Хотя могу бросить камешек и в знакомую. В середине девяностых, когда бюджетникам повсеместно задерживалась зарплата, многие из них решили не выходить в отпуск до тех пор, пока им не вернут долги, не повысят нищенскую зарплату. Нашлись люди, организовали коллег, рисковали, между прочим, рабочим местом, не жалели времени, сил и здоровья. Знакомой, в сущности, оставалось придти на готовое: присоединиться к спланированной акции. Всего лишь не писать заявление об уходе в отпуск, сделать первый крохотный шажок в защиту своих прав. И она… его не сделал. Как не делают этого до сих пор наши затурканные пешеходы, пациенты, покупатели, пассажиры, посетители казенных учреждений…
Теперь знакомая тоскливо называет Америку землей обетованной. А кто будет «обетовывать» Россию? Легче всего отмахнуться: «Э, яйцом стену не прошибешь. С таким народом каши не сваришь…» Забывая, что мы неотъемлемая часть этого народа.
«НАЦИОНАЛЬНОСТЬ – ЭТО ВСЕГО ЛИШЬ ФАНТИК…»
– Да у вас какие-то нападнические, злопыхательские вопросы! Вся зараза от вас, журналистов, идет, – возмущался краевед. – Я бы всех корреспондентов назвал садистами! Болячка заживает – нет, вы в неё тыкаете, ковыряетесь в больном месте! Какая у вас цель: с плюсом или минусом написать эту статью?! Если с минусом – мы немедленно уходим!
– Но почему, стоит только коснуться этой темы, за ней сразу видят разжигание национальной розни? Почему на эту тему наложено табу?!
Шёл круглый стол по национальному вопросу. Из меня не получилось Познера, которому участники преданно смотрят в рот, а свой раскрывают на строго лимитированное время.
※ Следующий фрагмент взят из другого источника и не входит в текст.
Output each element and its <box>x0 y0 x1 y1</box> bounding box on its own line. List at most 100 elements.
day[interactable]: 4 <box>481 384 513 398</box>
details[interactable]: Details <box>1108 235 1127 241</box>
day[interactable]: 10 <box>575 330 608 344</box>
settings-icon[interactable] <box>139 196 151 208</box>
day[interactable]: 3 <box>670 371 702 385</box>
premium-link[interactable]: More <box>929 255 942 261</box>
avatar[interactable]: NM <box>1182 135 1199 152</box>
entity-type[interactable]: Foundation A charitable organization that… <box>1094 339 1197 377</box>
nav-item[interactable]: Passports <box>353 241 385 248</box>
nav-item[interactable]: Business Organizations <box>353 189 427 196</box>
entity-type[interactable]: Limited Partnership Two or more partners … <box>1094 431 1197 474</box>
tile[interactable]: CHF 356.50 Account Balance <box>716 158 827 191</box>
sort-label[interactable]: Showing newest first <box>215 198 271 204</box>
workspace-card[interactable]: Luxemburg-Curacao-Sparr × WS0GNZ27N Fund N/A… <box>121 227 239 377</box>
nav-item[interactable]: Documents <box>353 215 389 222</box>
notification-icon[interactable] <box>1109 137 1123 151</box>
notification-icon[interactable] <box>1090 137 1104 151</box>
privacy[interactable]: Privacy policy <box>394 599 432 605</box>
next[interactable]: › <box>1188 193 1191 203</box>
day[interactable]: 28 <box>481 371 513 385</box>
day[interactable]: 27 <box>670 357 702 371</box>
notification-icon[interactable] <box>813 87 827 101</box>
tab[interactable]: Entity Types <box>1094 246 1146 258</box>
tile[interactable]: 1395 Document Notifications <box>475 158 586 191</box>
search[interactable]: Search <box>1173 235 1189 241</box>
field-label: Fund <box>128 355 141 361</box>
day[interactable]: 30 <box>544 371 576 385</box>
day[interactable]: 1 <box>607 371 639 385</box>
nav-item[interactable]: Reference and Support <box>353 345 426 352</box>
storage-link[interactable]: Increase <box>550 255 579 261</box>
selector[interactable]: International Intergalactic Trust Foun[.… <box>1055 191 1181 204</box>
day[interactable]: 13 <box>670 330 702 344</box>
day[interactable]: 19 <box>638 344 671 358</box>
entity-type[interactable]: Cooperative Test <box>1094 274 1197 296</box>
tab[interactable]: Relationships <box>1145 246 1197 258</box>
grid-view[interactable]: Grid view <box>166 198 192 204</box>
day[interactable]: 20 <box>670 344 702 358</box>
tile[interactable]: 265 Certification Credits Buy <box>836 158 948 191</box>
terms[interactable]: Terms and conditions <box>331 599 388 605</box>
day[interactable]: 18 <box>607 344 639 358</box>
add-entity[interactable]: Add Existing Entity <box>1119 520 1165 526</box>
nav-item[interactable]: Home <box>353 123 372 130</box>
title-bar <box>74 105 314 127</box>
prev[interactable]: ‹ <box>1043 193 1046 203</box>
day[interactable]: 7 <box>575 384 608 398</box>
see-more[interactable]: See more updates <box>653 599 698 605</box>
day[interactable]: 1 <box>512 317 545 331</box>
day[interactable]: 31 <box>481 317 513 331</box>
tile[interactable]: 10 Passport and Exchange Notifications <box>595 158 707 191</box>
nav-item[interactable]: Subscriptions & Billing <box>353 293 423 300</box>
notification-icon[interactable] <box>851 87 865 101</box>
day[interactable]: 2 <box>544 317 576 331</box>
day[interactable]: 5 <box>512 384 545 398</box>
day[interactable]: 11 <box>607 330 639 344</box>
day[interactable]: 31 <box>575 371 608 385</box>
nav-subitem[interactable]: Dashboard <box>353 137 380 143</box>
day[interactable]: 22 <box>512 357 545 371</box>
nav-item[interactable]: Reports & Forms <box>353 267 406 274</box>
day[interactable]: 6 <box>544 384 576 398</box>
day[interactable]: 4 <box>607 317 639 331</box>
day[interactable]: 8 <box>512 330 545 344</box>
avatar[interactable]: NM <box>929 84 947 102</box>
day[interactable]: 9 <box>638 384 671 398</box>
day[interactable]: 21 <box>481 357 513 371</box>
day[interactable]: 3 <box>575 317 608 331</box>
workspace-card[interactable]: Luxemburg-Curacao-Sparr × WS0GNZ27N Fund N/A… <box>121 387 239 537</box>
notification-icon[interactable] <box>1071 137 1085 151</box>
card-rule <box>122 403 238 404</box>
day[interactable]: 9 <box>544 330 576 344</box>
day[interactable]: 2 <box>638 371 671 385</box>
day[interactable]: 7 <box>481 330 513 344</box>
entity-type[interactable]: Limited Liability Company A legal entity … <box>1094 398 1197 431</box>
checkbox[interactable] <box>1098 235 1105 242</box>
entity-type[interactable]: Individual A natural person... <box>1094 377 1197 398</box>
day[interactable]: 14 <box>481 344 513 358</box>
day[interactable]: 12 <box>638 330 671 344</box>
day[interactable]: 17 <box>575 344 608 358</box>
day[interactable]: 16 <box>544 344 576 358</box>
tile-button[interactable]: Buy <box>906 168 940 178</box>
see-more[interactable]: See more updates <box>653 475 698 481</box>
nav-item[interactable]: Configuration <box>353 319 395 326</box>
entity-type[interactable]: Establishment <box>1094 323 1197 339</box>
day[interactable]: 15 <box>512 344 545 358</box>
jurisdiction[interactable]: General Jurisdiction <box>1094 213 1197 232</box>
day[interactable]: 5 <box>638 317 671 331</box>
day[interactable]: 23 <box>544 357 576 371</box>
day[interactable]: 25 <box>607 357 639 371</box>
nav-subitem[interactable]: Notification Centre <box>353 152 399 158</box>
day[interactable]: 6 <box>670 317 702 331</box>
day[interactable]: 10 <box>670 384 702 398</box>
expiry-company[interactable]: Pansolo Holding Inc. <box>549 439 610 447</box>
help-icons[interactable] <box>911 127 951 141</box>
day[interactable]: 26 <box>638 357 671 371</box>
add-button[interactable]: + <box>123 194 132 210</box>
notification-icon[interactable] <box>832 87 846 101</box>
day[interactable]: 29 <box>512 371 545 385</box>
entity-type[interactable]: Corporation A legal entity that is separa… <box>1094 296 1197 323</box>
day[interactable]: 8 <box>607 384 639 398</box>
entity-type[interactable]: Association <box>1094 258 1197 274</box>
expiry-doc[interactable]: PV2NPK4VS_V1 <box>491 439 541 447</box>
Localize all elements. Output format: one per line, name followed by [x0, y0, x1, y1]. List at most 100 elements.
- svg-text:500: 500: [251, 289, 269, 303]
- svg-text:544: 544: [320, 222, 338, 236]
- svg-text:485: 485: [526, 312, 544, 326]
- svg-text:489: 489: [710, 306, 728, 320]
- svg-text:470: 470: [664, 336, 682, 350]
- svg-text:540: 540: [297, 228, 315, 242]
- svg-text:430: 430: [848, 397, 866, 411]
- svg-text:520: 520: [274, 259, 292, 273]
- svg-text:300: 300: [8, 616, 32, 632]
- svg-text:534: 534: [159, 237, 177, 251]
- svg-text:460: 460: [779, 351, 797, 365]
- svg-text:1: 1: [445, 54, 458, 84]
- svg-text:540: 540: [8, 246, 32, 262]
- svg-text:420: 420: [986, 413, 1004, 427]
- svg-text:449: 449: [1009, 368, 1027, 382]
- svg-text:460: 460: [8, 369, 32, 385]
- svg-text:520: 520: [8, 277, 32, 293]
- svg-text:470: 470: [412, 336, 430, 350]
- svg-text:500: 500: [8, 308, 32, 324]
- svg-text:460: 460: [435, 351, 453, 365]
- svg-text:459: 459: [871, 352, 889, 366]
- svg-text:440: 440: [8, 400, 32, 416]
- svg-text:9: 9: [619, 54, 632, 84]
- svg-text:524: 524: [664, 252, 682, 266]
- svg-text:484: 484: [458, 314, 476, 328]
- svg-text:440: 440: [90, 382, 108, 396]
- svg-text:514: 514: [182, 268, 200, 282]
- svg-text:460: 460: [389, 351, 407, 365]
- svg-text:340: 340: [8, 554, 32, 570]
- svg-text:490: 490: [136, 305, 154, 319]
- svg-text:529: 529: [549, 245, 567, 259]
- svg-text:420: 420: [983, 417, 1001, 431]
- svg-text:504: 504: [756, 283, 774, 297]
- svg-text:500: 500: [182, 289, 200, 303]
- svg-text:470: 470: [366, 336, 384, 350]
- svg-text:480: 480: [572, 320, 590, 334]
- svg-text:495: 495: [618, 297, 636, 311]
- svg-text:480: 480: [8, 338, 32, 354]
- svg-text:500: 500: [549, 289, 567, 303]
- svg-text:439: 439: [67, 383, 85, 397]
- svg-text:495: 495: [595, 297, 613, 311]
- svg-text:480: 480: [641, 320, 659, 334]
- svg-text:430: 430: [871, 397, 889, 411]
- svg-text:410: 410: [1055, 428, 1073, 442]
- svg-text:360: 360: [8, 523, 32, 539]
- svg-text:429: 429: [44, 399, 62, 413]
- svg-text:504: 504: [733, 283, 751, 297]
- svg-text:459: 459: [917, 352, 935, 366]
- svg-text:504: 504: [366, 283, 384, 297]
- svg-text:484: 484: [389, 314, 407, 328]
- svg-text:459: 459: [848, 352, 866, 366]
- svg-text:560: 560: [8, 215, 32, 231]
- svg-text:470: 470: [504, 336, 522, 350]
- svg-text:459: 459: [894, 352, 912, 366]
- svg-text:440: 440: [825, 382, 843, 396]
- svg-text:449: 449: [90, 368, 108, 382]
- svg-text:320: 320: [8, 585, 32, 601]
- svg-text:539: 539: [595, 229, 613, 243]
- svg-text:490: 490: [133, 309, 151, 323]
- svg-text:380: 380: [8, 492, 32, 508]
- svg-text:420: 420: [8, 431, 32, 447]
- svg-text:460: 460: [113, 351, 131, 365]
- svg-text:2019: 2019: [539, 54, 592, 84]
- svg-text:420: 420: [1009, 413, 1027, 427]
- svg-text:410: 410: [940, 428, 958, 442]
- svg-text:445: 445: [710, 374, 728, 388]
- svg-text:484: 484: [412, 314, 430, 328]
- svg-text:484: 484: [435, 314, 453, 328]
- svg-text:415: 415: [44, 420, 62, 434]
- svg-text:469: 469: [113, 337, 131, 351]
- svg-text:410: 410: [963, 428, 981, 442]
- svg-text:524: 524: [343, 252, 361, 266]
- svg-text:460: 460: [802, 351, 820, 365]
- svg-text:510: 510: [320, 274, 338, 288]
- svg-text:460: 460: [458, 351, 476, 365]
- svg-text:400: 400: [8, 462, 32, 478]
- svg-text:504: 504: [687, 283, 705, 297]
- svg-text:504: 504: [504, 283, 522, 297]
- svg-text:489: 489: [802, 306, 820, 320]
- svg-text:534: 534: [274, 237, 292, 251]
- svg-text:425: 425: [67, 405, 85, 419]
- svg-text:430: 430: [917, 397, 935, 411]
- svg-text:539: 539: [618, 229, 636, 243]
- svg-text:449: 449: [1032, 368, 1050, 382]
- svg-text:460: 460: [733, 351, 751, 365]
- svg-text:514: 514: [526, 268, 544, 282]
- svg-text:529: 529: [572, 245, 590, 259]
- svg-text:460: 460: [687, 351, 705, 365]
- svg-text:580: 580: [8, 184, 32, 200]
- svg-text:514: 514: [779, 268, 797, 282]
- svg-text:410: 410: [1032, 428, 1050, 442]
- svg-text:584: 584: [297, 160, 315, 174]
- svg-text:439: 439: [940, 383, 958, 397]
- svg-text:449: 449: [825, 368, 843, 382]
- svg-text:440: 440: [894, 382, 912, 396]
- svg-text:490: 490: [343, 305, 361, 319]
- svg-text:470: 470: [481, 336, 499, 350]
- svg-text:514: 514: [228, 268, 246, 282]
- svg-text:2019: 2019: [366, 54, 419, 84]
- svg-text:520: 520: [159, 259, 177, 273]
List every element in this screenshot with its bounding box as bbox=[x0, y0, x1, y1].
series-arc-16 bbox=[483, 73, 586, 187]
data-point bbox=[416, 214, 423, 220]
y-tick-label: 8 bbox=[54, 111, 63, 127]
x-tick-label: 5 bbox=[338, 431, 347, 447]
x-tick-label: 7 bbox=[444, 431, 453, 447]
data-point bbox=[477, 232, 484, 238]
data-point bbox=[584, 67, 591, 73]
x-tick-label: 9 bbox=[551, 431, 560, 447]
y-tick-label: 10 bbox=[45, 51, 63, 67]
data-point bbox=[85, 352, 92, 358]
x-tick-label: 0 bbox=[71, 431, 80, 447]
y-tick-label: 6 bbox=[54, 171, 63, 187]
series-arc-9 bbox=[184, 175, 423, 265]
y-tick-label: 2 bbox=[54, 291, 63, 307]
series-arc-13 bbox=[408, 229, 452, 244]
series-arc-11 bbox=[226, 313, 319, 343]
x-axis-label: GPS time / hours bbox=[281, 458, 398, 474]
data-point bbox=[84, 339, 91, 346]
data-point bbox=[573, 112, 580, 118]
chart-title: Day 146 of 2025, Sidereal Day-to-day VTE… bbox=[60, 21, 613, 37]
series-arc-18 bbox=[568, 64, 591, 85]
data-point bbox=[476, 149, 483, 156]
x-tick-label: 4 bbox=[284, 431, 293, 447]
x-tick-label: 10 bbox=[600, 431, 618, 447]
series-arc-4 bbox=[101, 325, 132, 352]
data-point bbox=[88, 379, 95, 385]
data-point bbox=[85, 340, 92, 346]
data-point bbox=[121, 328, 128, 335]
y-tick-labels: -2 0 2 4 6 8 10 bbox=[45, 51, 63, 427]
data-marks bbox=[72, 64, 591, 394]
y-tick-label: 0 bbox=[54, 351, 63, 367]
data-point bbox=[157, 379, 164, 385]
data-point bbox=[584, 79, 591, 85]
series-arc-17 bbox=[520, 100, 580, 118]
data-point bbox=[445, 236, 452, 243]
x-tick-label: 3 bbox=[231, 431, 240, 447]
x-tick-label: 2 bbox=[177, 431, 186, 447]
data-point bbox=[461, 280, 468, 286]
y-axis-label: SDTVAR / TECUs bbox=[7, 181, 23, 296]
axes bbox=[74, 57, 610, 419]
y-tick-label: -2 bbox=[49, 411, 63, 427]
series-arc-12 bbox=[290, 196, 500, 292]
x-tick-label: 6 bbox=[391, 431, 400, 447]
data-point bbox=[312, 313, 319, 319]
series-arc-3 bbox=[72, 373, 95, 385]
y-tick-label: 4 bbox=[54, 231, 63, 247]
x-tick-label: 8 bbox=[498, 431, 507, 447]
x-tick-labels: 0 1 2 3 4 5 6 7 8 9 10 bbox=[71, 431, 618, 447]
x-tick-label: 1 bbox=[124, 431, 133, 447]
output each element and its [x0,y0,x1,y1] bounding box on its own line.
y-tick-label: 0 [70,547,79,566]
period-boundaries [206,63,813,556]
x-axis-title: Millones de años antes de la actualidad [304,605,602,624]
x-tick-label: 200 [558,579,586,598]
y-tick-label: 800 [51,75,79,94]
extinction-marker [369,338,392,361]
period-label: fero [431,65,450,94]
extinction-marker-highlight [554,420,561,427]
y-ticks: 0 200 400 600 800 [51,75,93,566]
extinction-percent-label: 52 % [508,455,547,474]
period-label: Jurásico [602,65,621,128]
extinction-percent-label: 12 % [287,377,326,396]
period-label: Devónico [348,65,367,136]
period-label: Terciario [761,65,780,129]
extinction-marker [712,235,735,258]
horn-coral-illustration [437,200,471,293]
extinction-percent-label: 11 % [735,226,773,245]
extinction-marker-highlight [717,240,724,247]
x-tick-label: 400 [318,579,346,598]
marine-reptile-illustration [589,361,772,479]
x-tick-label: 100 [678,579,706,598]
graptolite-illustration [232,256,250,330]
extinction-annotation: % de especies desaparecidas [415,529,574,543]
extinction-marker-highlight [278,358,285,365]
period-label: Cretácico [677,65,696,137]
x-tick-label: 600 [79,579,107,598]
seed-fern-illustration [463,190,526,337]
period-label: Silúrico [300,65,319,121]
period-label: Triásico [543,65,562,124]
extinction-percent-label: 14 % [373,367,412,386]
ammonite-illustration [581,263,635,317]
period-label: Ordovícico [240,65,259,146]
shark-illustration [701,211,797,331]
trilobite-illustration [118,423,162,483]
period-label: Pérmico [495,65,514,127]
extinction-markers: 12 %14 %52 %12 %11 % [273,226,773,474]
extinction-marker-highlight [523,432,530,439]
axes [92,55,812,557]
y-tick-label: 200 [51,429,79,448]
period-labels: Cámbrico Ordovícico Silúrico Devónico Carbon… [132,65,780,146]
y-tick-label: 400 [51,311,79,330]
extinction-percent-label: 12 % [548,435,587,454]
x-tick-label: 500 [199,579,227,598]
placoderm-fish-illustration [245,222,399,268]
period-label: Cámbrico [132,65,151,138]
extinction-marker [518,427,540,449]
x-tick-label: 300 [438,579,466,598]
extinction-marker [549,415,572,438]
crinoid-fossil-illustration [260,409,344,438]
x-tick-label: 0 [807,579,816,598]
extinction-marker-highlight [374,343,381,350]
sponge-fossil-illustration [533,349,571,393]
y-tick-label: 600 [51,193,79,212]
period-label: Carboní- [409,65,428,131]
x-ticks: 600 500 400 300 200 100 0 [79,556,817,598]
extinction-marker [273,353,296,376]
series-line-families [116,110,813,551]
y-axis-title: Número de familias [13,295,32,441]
Гости сразу вырвали из моих слабых рук рычаги управления, и наш «круглый стол» утлым суденышком понёсся по воле бурных волн.
– Я вот что хочу сказать. Пошёл в первый класс, знал по-русски одно слово «мама». Служил в Узбекистане. Командир дивизии у нас был грузин Марквеладзе. Начальник штаба русский, Кульбин. Зам начальника азербайджанец Джафаров. Среди нас были евреи, уйгуры, литовцы, узбеки, башкиры, татары, латыши, украинцы, белорусы. Вот такой интернационал. Это была единая семья. Чего вы сейчас-то опять копаете, ищете?!